The second step is going to be coaxing my big brother out from under the duvet about a week after they tell him what they think of his cup stacking idea.

And your point about brass cleaning is what Mum?
The third step is to work out why they are so resistant to care.  I mean they're elderly now, they've clearly got to be taken care of before they spend our inheritance on all this fabulous jaunting.  And brass cleaning is an excellent way of keeping finger dexterity.

Step four will be admonishing my father for demonstrating his finger dexterity by flipping the finger.  I do not think swearing in sign language is acceptable elderly behaviour.

Step five will involve all of us ringing each other to discuss our differing view points on why our elderly parents are being so uncooperative about our commitment to their well being.  Will probably send in the little sister to explain to them how they could be better at being elderly as she's generally deemed the sensible one and the parentals will at least let her finish her pitch.
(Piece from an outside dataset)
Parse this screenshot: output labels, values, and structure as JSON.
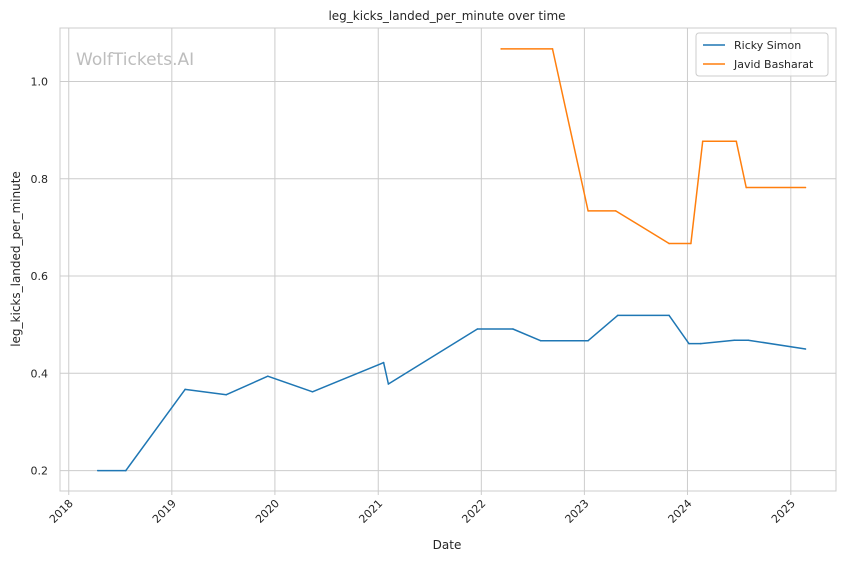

Step six will be to send flowers to the little sister to say thanks and we're very sorry that she's been disowned.

Step seven will be to curtail their social activities.  No more volunteering, catching up with friends, motorcycling, going to the football, exercise classes, overseas travel, technology, girls nights out.  I suspect the quickest way to do this is to print obituaries in the local paper so people stop calling and inviting them places.

Step eight will be to write an open letter to be printed on the front page of the local paper apologising for not inviting people to the funerals my parents never had.  Who would have thought so many people get upset about not knowing about funerals.

Step nine will be to let him continue being crap at being elderly.  Sometimes you just have to let people learn things for themselves and if they are going to insist on living full and enriching lives they will only have themselves to blame in twenty years.

(inappropriate elderly people who will make your day)
And to be completely fair to them, cup stacking is extremely boring. What about you?  Are your parents hard to bring up properly too?